The stimulus package includes $350 million for the creation of a broadband inventory map that will lay out, in detail, areas of the country that lack broadband access. Atkinson said he has heard some in Washington suggest that the rest of the broadband money be withheld until the mapping exercise is complete--something he says would significantly mute the stimulative impact of the money.

"I really think we should not try to layer on a lot of reforms here," he said. "The perfect should not be the enemy of the good."

Yet without accurate information about where broadband is already deployed, agencies run the risk of distributing money inefficiently or to fraudulent programs, said Raquel Noriega, director of strategic partnerships for ConnectedNation, a nonprofit that promotes broadband adoption.

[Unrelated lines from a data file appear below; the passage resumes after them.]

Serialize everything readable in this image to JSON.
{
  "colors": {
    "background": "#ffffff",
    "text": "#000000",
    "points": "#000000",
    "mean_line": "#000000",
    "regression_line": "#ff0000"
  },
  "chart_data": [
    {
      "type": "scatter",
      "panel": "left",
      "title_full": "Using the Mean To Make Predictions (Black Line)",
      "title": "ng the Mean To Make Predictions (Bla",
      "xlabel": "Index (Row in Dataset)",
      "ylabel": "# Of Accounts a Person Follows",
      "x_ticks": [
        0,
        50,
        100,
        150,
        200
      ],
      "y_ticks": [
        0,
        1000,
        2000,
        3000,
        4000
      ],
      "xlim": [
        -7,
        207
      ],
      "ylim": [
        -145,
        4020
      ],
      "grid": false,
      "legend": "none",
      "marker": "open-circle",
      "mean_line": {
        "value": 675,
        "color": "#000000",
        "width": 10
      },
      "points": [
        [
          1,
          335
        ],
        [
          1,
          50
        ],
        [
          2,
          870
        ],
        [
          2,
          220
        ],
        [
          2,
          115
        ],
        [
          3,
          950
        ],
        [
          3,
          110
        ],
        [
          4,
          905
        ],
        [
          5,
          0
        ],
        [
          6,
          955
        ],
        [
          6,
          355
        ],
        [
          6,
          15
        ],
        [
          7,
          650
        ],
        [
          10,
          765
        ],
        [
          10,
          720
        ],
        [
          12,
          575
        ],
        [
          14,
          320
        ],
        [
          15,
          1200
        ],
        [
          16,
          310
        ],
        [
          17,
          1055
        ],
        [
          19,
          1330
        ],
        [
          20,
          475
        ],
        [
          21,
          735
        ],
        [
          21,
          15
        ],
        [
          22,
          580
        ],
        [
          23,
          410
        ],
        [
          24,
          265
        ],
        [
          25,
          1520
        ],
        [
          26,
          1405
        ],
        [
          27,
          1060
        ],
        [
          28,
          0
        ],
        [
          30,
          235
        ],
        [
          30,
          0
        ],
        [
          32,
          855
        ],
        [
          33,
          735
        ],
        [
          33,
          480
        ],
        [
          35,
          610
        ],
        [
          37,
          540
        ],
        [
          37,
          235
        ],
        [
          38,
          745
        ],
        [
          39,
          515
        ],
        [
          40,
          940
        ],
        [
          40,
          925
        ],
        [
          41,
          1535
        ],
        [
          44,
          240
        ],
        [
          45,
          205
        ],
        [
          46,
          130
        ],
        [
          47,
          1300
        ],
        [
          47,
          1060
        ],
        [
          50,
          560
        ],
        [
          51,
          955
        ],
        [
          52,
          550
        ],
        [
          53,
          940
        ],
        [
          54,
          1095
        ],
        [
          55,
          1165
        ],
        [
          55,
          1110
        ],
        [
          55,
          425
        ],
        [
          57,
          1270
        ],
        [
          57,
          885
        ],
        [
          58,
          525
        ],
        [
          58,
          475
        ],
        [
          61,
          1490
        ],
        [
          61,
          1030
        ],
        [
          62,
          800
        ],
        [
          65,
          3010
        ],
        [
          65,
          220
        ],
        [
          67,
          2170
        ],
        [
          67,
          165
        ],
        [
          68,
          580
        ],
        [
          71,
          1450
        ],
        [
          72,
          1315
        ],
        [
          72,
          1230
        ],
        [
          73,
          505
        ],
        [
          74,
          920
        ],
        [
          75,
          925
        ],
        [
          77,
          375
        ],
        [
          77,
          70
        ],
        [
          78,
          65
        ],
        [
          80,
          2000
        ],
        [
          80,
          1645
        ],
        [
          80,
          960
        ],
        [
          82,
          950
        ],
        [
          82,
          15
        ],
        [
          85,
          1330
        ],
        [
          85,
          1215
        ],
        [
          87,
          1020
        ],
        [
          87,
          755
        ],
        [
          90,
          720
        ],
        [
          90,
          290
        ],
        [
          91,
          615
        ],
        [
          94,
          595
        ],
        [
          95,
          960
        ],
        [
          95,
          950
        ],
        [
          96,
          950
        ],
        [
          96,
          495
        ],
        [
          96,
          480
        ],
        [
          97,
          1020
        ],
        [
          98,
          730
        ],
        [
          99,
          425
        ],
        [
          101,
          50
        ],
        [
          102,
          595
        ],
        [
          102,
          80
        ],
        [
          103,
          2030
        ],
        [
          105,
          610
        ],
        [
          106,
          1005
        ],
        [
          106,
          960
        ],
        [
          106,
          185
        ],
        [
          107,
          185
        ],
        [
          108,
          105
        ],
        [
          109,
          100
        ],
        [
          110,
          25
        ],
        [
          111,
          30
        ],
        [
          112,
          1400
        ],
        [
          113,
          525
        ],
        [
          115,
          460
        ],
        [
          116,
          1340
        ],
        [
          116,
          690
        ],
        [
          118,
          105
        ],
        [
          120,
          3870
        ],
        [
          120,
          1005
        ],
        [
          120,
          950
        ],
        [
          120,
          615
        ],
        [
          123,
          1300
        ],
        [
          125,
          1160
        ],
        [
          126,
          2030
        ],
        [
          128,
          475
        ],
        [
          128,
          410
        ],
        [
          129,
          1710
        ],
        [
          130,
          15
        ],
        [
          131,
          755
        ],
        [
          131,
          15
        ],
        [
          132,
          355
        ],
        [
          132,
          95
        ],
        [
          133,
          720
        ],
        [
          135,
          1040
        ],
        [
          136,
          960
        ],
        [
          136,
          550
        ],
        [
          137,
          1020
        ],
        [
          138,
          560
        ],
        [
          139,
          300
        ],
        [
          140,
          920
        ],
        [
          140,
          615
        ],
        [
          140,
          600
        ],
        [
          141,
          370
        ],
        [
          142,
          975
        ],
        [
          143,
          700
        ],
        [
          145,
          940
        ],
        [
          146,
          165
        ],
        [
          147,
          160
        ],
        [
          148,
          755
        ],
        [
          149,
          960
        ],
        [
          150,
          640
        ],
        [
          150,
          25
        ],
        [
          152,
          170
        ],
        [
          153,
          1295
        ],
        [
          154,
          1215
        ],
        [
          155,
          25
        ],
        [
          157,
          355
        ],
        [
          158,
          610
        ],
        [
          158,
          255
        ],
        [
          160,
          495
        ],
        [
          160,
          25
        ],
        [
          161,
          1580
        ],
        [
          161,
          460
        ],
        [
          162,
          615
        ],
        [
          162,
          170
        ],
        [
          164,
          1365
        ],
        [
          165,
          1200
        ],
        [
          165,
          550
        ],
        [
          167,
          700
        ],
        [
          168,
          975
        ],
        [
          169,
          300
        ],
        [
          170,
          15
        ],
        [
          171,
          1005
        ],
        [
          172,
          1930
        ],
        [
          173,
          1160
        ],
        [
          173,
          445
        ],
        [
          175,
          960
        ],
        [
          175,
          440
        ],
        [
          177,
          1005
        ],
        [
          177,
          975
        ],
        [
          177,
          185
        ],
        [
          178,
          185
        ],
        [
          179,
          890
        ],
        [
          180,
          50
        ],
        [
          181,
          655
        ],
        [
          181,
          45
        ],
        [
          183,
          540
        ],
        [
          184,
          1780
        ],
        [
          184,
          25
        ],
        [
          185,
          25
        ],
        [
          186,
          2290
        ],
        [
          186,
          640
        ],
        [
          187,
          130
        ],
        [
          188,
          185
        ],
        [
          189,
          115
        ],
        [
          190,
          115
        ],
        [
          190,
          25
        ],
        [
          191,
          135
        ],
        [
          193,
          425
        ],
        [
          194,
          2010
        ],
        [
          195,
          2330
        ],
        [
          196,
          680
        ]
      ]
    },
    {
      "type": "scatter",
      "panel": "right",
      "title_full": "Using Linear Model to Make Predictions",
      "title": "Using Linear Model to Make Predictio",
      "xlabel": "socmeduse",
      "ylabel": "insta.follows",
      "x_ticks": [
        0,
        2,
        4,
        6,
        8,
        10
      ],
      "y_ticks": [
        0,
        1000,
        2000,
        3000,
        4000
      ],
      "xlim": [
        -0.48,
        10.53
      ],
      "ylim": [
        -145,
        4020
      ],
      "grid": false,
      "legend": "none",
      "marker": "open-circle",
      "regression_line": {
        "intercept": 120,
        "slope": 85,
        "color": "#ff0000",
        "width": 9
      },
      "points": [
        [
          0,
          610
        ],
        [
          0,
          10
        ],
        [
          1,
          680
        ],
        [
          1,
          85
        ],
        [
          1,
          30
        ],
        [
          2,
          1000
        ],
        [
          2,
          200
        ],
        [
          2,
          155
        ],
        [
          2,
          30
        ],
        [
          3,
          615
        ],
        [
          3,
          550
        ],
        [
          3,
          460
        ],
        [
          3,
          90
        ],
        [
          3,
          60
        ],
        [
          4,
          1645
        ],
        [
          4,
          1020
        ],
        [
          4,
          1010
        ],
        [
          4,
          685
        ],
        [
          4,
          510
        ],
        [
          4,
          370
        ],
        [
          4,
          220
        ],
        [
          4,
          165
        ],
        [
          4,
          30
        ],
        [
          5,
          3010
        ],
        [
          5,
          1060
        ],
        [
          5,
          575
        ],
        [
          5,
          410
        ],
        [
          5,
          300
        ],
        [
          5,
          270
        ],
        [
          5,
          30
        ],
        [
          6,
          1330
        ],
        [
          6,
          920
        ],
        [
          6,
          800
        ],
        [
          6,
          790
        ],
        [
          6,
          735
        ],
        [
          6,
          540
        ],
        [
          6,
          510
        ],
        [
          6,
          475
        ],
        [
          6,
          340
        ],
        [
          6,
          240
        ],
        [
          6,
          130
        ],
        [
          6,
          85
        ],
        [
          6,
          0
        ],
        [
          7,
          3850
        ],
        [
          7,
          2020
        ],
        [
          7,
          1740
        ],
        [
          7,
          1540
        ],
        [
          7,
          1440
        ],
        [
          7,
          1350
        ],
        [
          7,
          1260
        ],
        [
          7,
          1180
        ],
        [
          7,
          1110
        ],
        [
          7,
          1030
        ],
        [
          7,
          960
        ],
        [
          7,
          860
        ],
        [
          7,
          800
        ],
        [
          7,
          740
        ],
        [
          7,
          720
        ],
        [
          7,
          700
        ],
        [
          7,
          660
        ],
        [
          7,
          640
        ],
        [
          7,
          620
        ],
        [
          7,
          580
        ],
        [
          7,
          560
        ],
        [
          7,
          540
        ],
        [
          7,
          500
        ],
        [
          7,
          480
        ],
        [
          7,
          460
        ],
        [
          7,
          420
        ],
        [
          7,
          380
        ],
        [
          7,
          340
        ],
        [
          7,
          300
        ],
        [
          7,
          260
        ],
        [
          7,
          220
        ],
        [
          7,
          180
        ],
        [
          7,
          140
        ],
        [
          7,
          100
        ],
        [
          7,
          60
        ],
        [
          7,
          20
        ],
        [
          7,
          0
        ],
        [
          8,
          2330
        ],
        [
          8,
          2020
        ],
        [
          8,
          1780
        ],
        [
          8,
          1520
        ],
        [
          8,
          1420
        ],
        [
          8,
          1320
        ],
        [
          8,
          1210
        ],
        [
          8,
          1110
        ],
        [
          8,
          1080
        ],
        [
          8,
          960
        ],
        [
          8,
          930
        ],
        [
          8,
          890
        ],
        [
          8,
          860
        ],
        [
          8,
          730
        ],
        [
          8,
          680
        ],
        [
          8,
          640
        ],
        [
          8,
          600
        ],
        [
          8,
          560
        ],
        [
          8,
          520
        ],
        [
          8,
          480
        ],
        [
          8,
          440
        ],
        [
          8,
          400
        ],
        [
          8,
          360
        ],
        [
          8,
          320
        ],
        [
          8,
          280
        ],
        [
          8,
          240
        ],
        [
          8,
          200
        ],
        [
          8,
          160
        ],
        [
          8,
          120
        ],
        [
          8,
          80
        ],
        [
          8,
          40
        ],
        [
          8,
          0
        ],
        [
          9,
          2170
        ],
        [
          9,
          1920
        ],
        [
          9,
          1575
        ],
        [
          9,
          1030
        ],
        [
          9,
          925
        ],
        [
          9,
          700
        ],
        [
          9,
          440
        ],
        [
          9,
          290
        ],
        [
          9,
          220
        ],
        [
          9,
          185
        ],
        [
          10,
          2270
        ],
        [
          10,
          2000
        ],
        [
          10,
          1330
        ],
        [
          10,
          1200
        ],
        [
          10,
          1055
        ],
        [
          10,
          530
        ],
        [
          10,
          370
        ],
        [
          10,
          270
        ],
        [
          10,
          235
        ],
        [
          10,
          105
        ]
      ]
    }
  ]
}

"While the stimulus bill is not about policy making, it does not want to waste dollars," she said. "We believe it is imperative...to have this information in order to avoid chaos--in order to run a grant program that avoids fraud, but also for the expediency of making decisions about what is served and what is unserved."

ConnectedNation has completed mapping broadband access in eight states and could finish the rest of the mapping before the end of the year, Noriega said.

"Unfortunately, those maps are not going to be available tomorrow," she said.

Regardless of whether the mapping is a consideration, the funds will be distributed slowly because the grant allocation process is complicated, said Jeffrey Eisenach, chairman and managing partner of Empiris, an economic consulting firm.

"The grant process is not simple and straightforward," he said. "There is a lot of paperwork involved and a lot of due diligence that needs to get done."

Moreover, he said the Agriculture Department's Rural Utilities Service--which is responsible for allocating $2.5 billion of the broadband stimulus funds--does not have the best record for distributing broadband funding effectively. Much of the broadband funding the RUS is already responsible for has gone to areas that already have high-speed access, he said.

To make the grant distribution process more effective, Eisenach said the RUS and the National Telecommunications and Information Administration--the other agency responsible for broadband stimulus funds--should work with the states to find worthy projects.

"The task is too large for any group of grant reviewers," he said. "There have to be intermediaries, and the natural intermediaries are the states."